Pour beaucoup de Français mécontents, ces échecs répétés sont le signe d’un syndicalisme à bout de souffle, incapable d’infléchir les décisions politiques. Ce sentiment d’impuissance nourrit la volonté de s’organiser autrement, et parfois même, comme c’était le cas le 10 septembre, d’avoir recours à des pratiques plus transgressives, comme les blocages, les occupations, les actions illégales. « Chez certains manifestants, il y a l’idée que seule la rupture avec des formes d’action traditionnelles peut produire des effets. La crise des résultats des syndicats alimente une crise des pratiques, et l’une comme l’autre se renforcent mutuellement », analyse Stéphane Sirot.

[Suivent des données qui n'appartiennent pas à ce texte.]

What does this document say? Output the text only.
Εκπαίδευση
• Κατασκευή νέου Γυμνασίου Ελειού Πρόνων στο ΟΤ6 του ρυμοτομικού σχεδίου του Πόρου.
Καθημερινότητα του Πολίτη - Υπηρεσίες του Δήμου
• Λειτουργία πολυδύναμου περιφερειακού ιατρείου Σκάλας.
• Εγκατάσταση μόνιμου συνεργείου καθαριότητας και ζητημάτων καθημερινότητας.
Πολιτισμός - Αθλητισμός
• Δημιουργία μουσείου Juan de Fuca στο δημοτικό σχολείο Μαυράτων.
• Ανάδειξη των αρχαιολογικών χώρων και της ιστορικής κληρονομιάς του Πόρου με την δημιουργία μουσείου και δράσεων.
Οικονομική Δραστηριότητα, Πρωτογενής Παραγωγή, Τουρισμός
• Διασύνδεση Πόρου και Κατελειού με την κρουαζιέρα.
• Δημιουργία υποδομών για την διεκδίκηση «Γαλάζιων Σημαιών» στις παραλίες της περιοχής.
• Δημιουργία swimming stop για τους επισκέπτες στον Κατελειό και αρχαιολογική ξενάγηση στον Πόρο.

Plus qu’une crise de syndicalisme, la multiplication de ces fièvres sociales dit quelque chose de plus profond sur l’immobilisme du pays et son incapacité à créer du compromis. Si certains se désolent du manque de dialogue social en France, d’autres pestent sur le pouvoir de nuisance d’un syndicalisme trop peu représentatif (les taux de syndicalisation en France sont entre 7 et 10 %, selon les sources, très largement en dessous de la moyenne européenne), radical et irresponsable dans ses positions, et au pouvoir de nuisance sans limite.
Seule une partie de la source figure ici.